Pero lo más sangrante es que, seguramente, los mismos que ha promovido, autorizado, permitido, consentido aquello, son o están la misma bancada de aquellos otros probos funcionarios que acometen a éste o aquel vecino por que ha colocado en su vivienda unas tejas que no se corresponden con la arquitectura tradicional del pueblo o atosigan a algún comerciante por una cartel de medidas que no se ajustan a la normativa municipal; es ese tan frecuente estrabismo funcionaral que ha regado nuestras rotondas de un sinnúmero de iguales demostraciones de mal gusto. Creo incluso que ronda por ahí un denominado departamento de defensa del territori que se dedica a correrías pecuniariamente sancionatorias con la ciudadanía por cuestiones tan nimias como una pintura «equivocada» en una pared rústica o la colocación de una tela verde en la rejilla de un muro medianero; seguramente el dicho departamento estuviera ausente el día de la colocación de las estatuas en la subida al Calvari, pues es obvio que de otra forma no sería compresible que la máquina burocrática actuara con tanto celo contra los pequeños detalle que se dan en cualquier pedanía de nuestra isla cuanto pasa por alto tal desaguisado estético.

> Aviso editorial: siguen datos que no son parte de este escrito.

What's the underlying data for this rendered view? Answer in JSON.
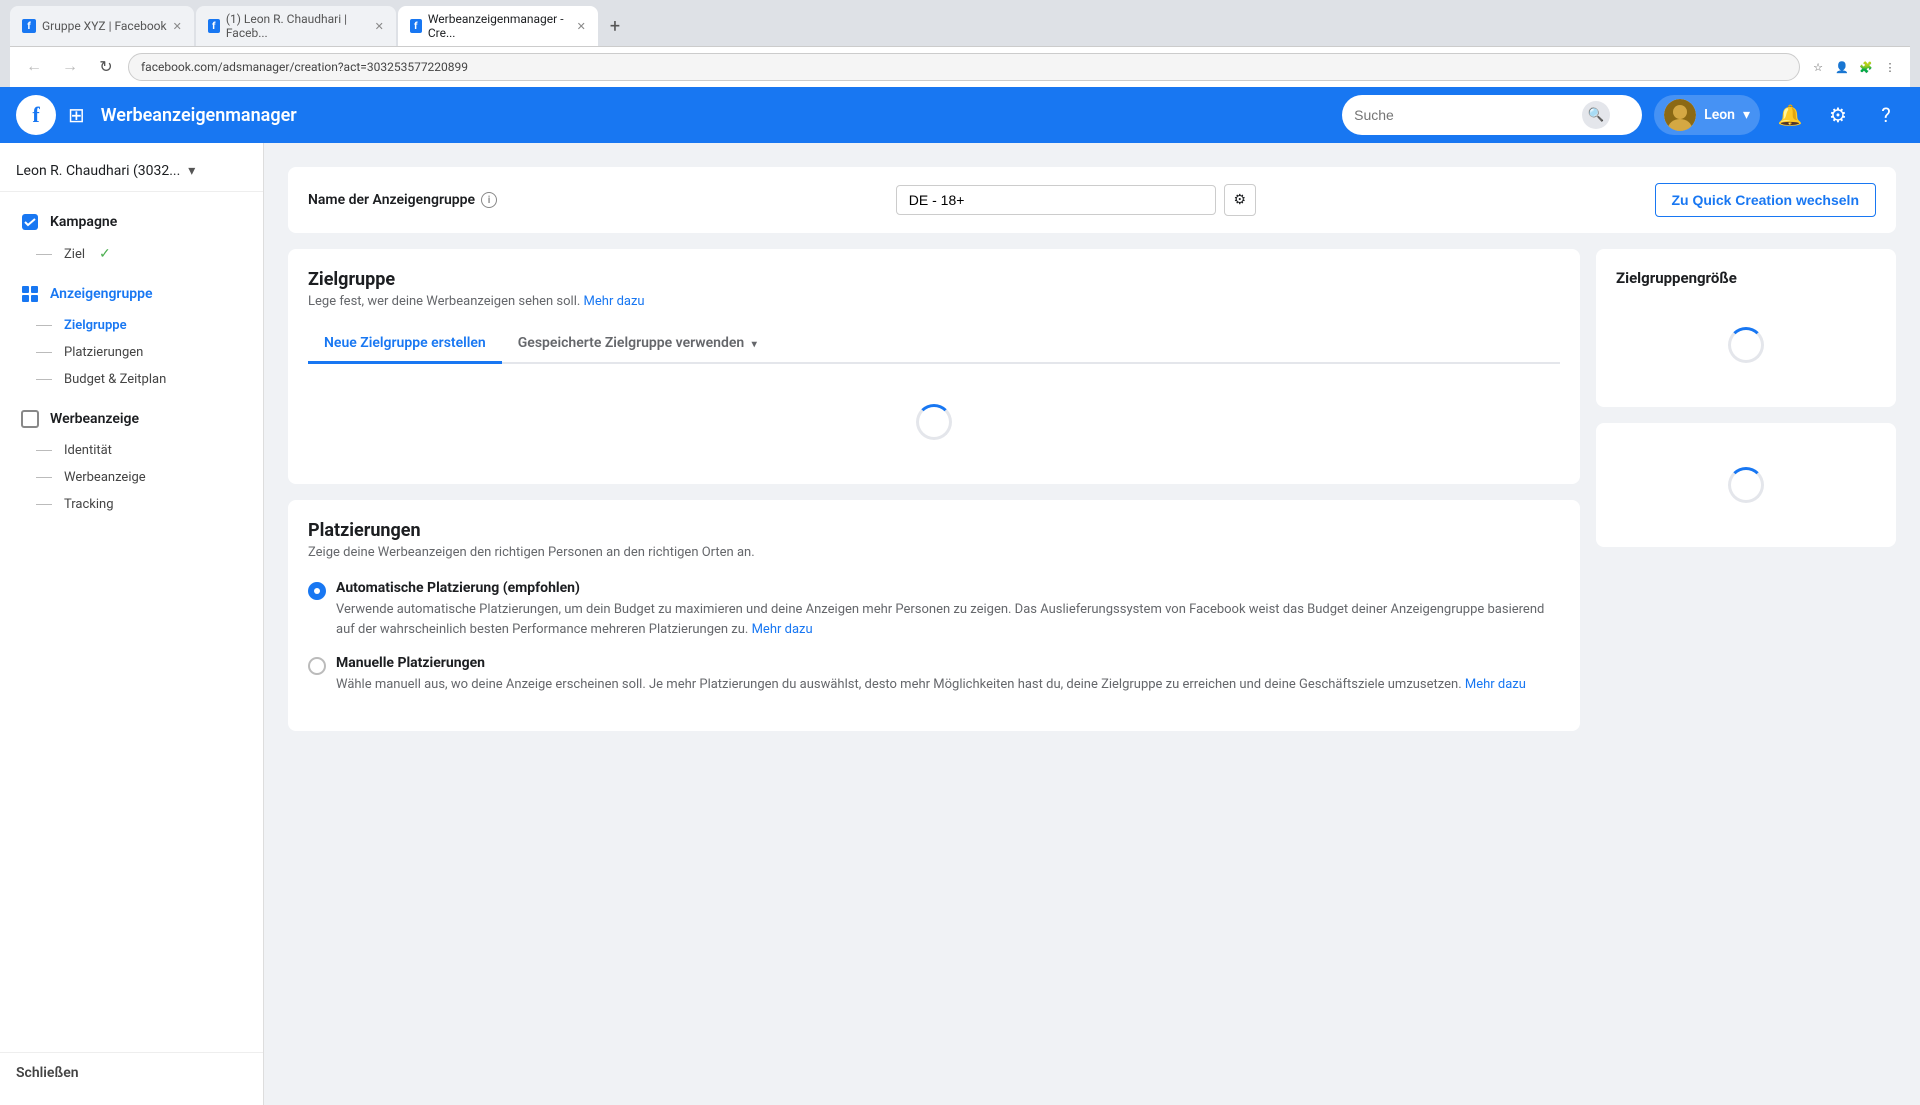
{
  "browser": {
    "tabs": [
      {
        "id": "tab1",
        "label": "Gruppe XYZ | Facebook",
        "favicon_color": "#1877f2",
        "favicon_text": "f",
        "active": false
      },
      {
        "id": "tab2",
        "label": "(1) Leon R. Chaudhari | Faceb...",
        "favicon_color": "#1877f2",
        "favicon_text": "f",
        "active": false
      },
      {
        "id": "tab3",
        "label": "Werbeanzeigenmanager - Cre...",
        "favicon_color": "#1877f2",
        "favicon_text": "f",
        "active": true
      }
    ],
    "new_tab_label": "+",
    "url": "facebook.com/adsmanager/creation?act=303253577220899"
  },
  "header": {
    "app_name": "Werbeanzeigenmanager",
    "search_placeholder": "Suche",
    "user_name": "Leon",
    "notifications_icon": "bell-icon",
    "settings_icon": "gear-icon",
    "help_icon": "question-icon"
  },
  "sidebar": {
    "account_name": "Leon R. Chaudhari (3032...",
    "sections": [
      {
        "id": "kampagne",
        "label": "Kampagne",
        "icon": "checkbox-icon",
        "sub_items": [
          {
            "id": "ziel",
            "label": "Ziel",
            "status": "done",
            "active": false
          }
        ]
      },
      {
        "id": "anzeigengruppe",
        "label": "Anzeigengruppe",
        "icon": "grid-icon",
        "sub_items": [
          {
            "id": "zielgruppe",
            "label": "Zielgruppe",
            "status": "",
            "active": true
          },
          {
            "id": "platzierungen",
            "label": "Platzierungen",
            "status": "",
            "active": false
          },
          {
            "id": "budget-zeitplan",
            "label": "Budget & Zeitplan",
            "status": "",
            "active": false
          }
        ]
      },
      {
        "id": "werbeanzeige",
        "label": "Werbeanzeige",
        "icon": "square-icon",
        "sub_items": [
          {
            "id": "identitaet",
            "label": "Identität",
            "status": "",
            "active": false
          },
          {
            "id": "werbeanzeige-item",
            "label": "Werbeanzeige",
            "status": "",
            "active": false
          },
          {
            "id": "tracking",
            "label": "Tracking",
            "status": "",
            "active": false
          }
        ]
      }
    ],
    "close_label": "Schließen"
  },
  "ad_name_bar": {
    "label": "Name der Anzeigengruppe",
    "value": "DE - 18+",
    "quick_creation_label": "Zu Quick Creation wechseln"
  },
  "zielgruppe": {
    "title": "Zielgruppe",
    "subtitle": "Lege fest, wer deine Werbeanzeigen sehen soll.",
    "mehr_dazu_label": "Mehr dazu",
    "tabs": [
      {
        "id": "neue",
        "label": "Neue Zielgruppe erstellen",
        "active": true
      },
      {
        "id": "gespeicherte",
        "label": "Gespeicherte Zielgruppe verwenden",
        "active": false,
        "has_chevron": true
      }
    ]
  },
  "zielgruppen_groesse": {
    "title": "Zielgruppengröße"
  },
  "platzierungen": {
    "title": "Platzierungen",
    "subtitle": "Zeige deine Werbeanzeigen den richtigen Personen an den richtigen Orten an.",
    "options": [
      {
        "id": "automatisch",
        "label": "Automatische Platzierung (empfohlen)",
        "selected": true,
        "desc_before": "Verwende automatische Platzierungen, um dein Budget zu maximieren und deine Anzeigen mehr Personen zu zeigen. Das Auslieferungssystem von Facebook weist das Budget deiner Anzeigengruppe basierend auf der wahrscheinlich besten Performance mehreren Platzierungen zu.",
        "mehr_dazu_label": "Mehr dazu"
      },
      {
        "id": "manuell",
        "label": "Manuelle Platzierungen",
        "selected": false,
        "desc_before": "Wähle manuell aus, wo deine Anzeige erscheinen soll. Je mehr Platzierungen du auswählst, desto mehr Möglichkeiten hast du, deine Zielgruppe zu erreichen und deine Geschäftsziele umzusetzen.",
        "mehr_dazu_label": "Mehr dazu"
      }
    ]
  },
  "colors": {
    "fb_blue": "#1877f2",
    "text_secondary": "#65676b",
    "border": "#ddd",
    "bg": "#f0f2f5"
  }
}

Así que ya saben Ustedes, sufridos ciudadanos, que si no quieren problemas con el ojo que todo lo ve, coloquen cualquier objeto al que se pueda considerar arte, aún cuando sea necesaria una enfermiza imaginación para ello, en la fachada de su casa pero jamás se les ocurra pintar una pared de su «casita de figueral» con algún color inadecuado para el funcionario de turno, que es que hay cosas que no tienen un pase. Qué pena.